De esta manera se disculpan disimuladamente de haber estado mintiendo: el problema no fue solo ni principalmente que se aplicó una vacuna que todavía no estaba certificada, sino que se mintió al respecto. Se cansaron de decir que era perfectamente confiable pues tenía todos los papeles en regla, sin mostrarlos, salvo meros partes de prensa del laboratorio. Un mamarracho. ¿Qué se podría justificar por el apuro en empezar la vacunación? Lo cierto es que para eso mucho no sirvió y sí provocó en cambio en la sociedad una gran desconfianza hacia esa vacuna en particular y hacia todo lo que hace el Estado contra la pandemia más en general. Es decir, un resultado peor que el que se hubiera alcanzado de haber esperado unos días. Porque encima, pese al apuro, apenas si se ha vacunado hasta ahora a unas 100.000 personas. E igual habrá que esperar semanas para que lleguen más dosis.
El gusto por un “autoritarismo eficaz” no es solo una idea que promueve nuestro partido de gobierno. Es una moda que se extiende en el mundo en nuestros días. Y encuentra dos de sus principales motores en Rusia y China, en sus gobiernos y en los “beneficios” que ellos supuestamente ofrecen al resto del mundo.

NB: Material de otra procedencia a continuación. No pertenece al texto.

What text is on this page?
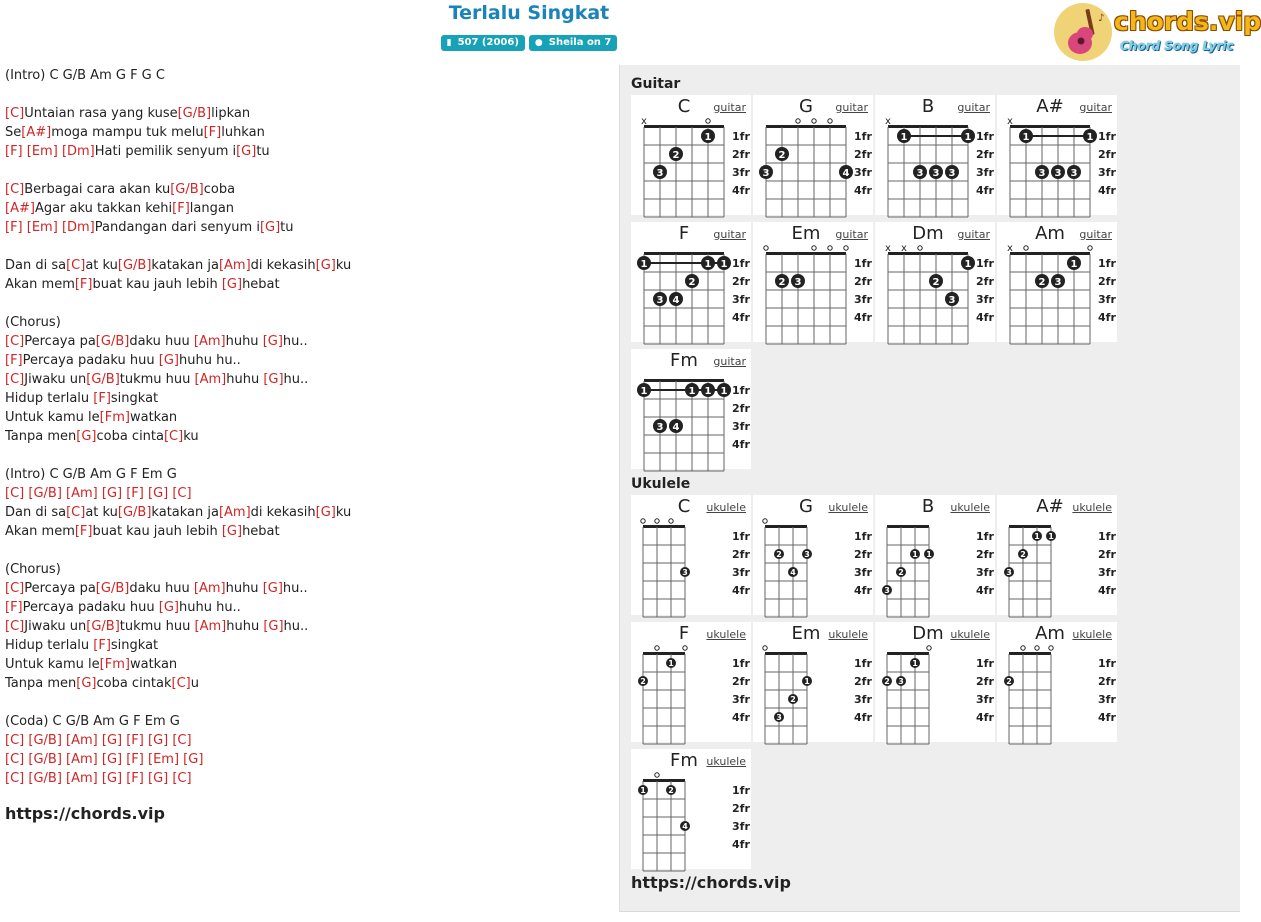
Terlalu Singkat
▮ 507 (2006) ● Sheila on 7
♪ chords.vip
Chord Song Lyric
(Intro) C G/B Am G F G C
[C]Untaian rasa yang kuse[G/B]lipkan
Se[A#]moga mampu tuk melu[F]luhkan
[F] [Em] [Dm]Hati pemilik senyum i[G]tu
[C]Berbagai cara akan ku[G/B]coba
[A#]Agar aku takkan kehi[F]langan
[F] [Em] [Dm]Pandangan dari senyum i[G]tu
Dan di sa[C]at ku[G/B]katakan ja[Am]di kekasih[G]ku
Akan mem[F]buat kau jauh lebih [G]hebat
(Chorus)
[C]Percaya pa[G/B]daku huu [Am]huhu [G]hu..
[F]Percaya padaku huu [G]huhu hu..
[C]Jiwaku un[G/B]tukmu huu [Am]huhu [G]hu..
Hidup terlalu [F]singkat
Untuk kamu le[Fm]watkan
Tanpa men[G]coba cinta[C]ku
(Intro) C G/B Am G F Em G
[C] [G/B] [Am] [G] [F] [G] [C]
Dan di sa[C]at ku[G/B]katakan ja[Am]di kekasih[G]ku
Akan mem[F]buat kau jauh lebih [G]hebat
(Chorus)
[C]Percaya pa[G/B]daku huu [Am]huhu [G]hu..
[F]Percaya padaku huu [G]huhu hu..
[C]Jiwaku un[G/B]tukmu huu [Am]huhu [G]hu..
Hidup terlalu [F]singkat
Untuk kamu le[Fm]watkan
Tanpa men[G]coba cintak[C]u
(Coda) C G/B Am G F Em G
[C] [G/B] [Am] [G] [F] [G] [C]
[C] [G/B] [Am] [G] [F] [Em] [G]
[C] [G/B] [Am] [G] [F] [G] [C]
https://chords.vip
Guitar
Ukulele
https://chords.vip
C	guitar
1fr
2fr
3fr
4fr
x
1
2
3
G	guitar
1fr
2fr
3fr
4fr
2
3	4
B	guitar
1fr
2fr
3fr
4fr
x
1	1
3 3 3
A#	guitar
1fr
2fr
3fr
4fr
x
1	1
3 3 3
F	guitar
1fr
2fr
3fr
4fr
1	1 1
2
3 4
Em	guitar
1fr
2fr
3fr
4fr
2 3
Dm	guitar
1fr
2fr
3fr
4fr
x x
1
2
3
Am	guitar
1fr
2fr
3fr
4fr
x
1
2 3
Fm	guitar
1fr
2fr
3fr
4fr
1	1 1 1
3 4
C	ukulele
1fr
2fr
3fr
4fr
3
G	ukulele
1fr
2fr
3fr
4fr
2	3
4
B	ukulele
1fr
2fr
3fr
4fr
1 1
2
3
A# ukulele
1fr
2fr
3fr
4fr
1 1
2
3
F	ukulele
1fr
2fr
3fr
4fr
1
2
Em ukulele
1fr
2fr
3fr
4fr
1
2
3
Dm ukulele
1fr
2fr
3fr
4fr
1
2 3
Am ukulele
1fr
2fr
3fr
4fr
2
Fm ukulele
1fr
2fr
3fr
4fr
1	2
4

Para refrendar la vieja idea de que el autoritarismo puede ser más eficaz que la democracia, se pueden evocar los logros indiscutibles de Putin en estabilizar la política rusa, tras el caos que conllevó la caída del bloque soviético. El crecimiento de la economía china en las últimas décadas comparado con el de muchos países democráticos, por ejemplo, el nuestro. Y la contención del virus en el país que lo gestó, por lo que se sabe (aunque lo que se sabe es bastante poco confiable) con brutalidad, pero más rapidez y menos muertos que en otros lados. Todo esto y otros “datos” parecidos vienen a abonar las esperanzas que muchos están poniendo, a veces abiertamente, en una “dictadura racional, estable, modernizadora”.

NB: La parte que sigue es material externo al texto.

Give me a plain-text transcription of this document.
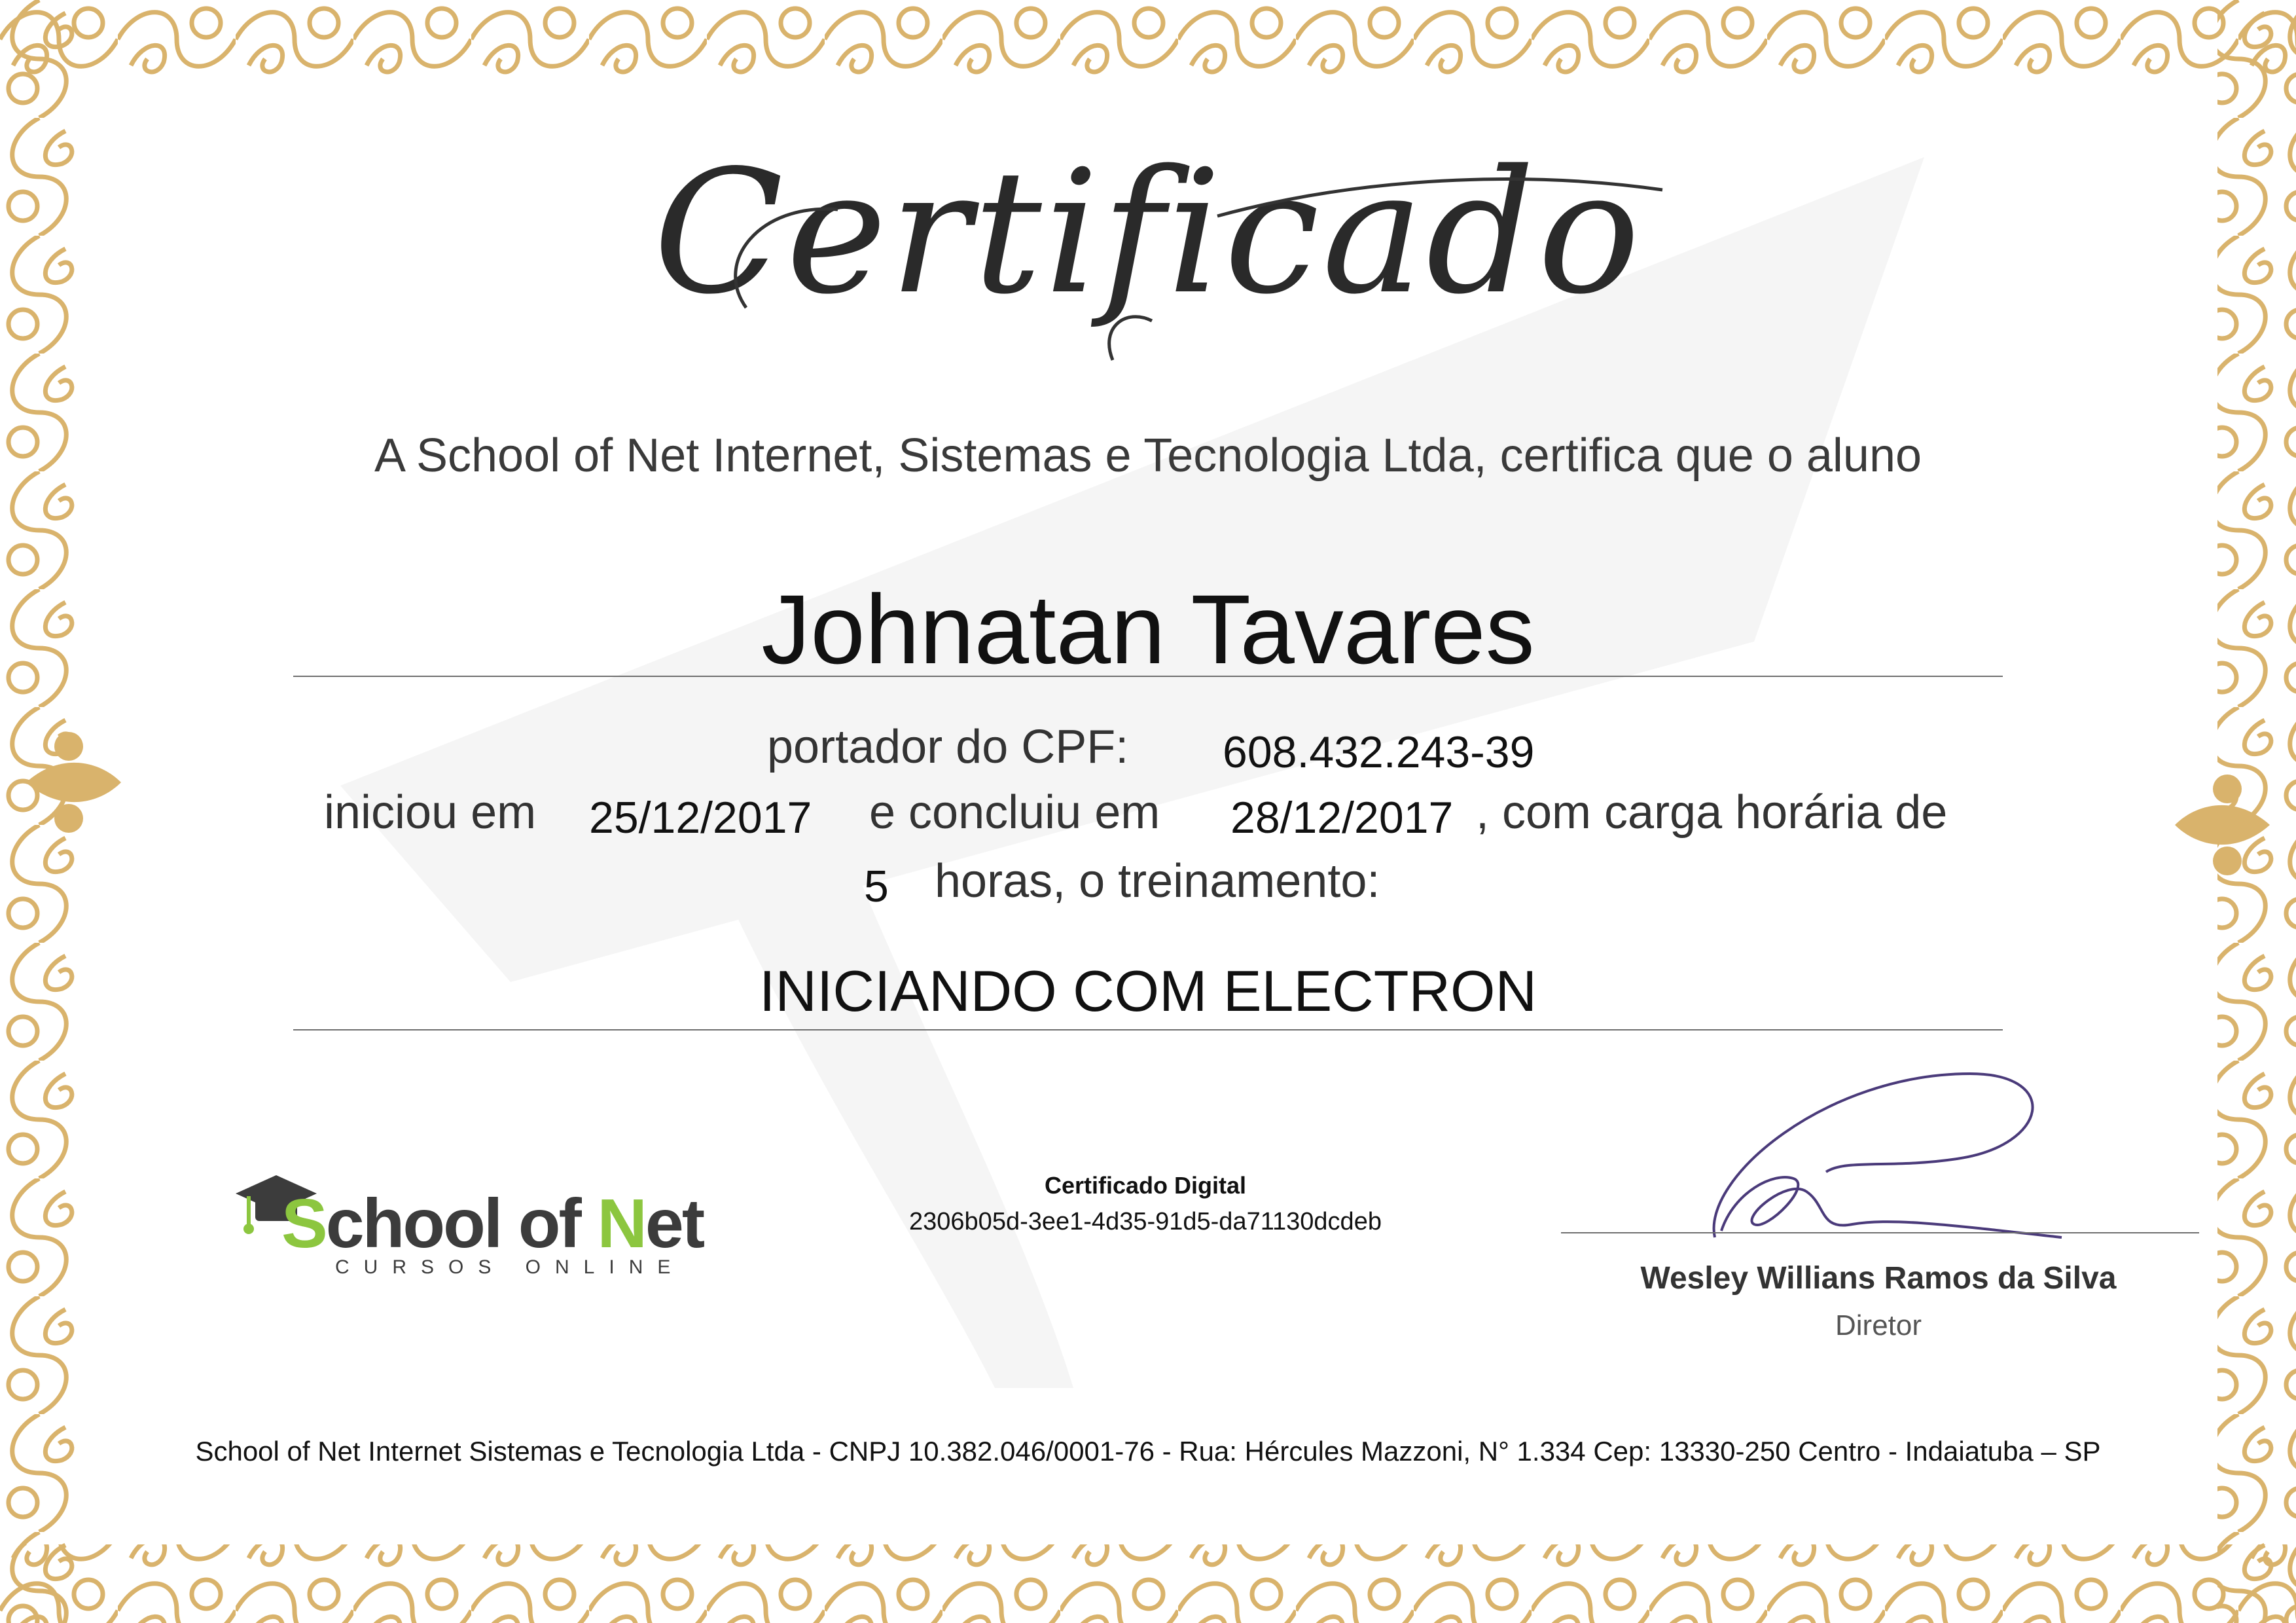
Certificado
A School of Net Internet, Sistemas e Tecnologia Ltda, certifica que o aluno
Johnatan Tavares
portador do CPF: 608.432.243-39
iniciou em 25/12/2017 e concluiu em 28/12/2017 , com carga horária de
5 horas, o treinamento:
INICIANDO COM ELECTRON
School of Net
CURSOS ONLINE
Certificado Digital
2306b05d-3ee1-4d35-91d5-da71130dcdeb
Wesley Willians Ramos da Silva
Diretor
School of Net Internet Sistemas e Tecnologia Ltda - CNPJ 10.382.046/0001-76 - Rua: Hércules Mazzoni, N° 1.334 Cep: 13330-250 Centro - Indaiatuba – SP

Pero ya se ha dicho hasta el cansancio: la contracara de estos supuestos logros es bastante evidente apenas uno presta atención a los daños colaterales y las condiciones reales de vida que así se le imponen a las sociedades: solo en un país totalitario como China se pudo gestar una pandemia global como la del Covid sin que las autoridades reaccionaran a tiempo; solo gracias a las pautas de silencio que allí imperan se pudo encarcelar y perseguir sin grandes dificultades a los disidentes que pretendieron primero advertir del problema, para frenarlo antes de que se volviera global, y luego indagar realmente cómo fueron las cosas; y solo en ese contexto puede pretenderse ahora sepultar la verdad bajo un manto de olvido, que se quiere extender fuera de las fronteras extorsionando a terceros países con la promesa de una vacuna dudosa pero de rápida distribución, y con insólitas amenazas comerciales, que ya algunos países democráticos como Australia están padeciendo.
Hace un tiempo ya que el PJ viene jugueteando con la idea de reflotar sus antiguas filiaciones maoistas y coquetea con argumentos falaces sobre el “autoritarismo que necesitamos para superar la decadencia”. Ojalá estén a tiempo de repensarlo. Y en todo caso usar esas afinidades históricas para aprender de los respectivos errores y horrores cometidos en el pasado. Y tal vez también de cómo los chinos vienen administrando, no la pandemia ni los derechos humanos, sino su desarrollo capitalista.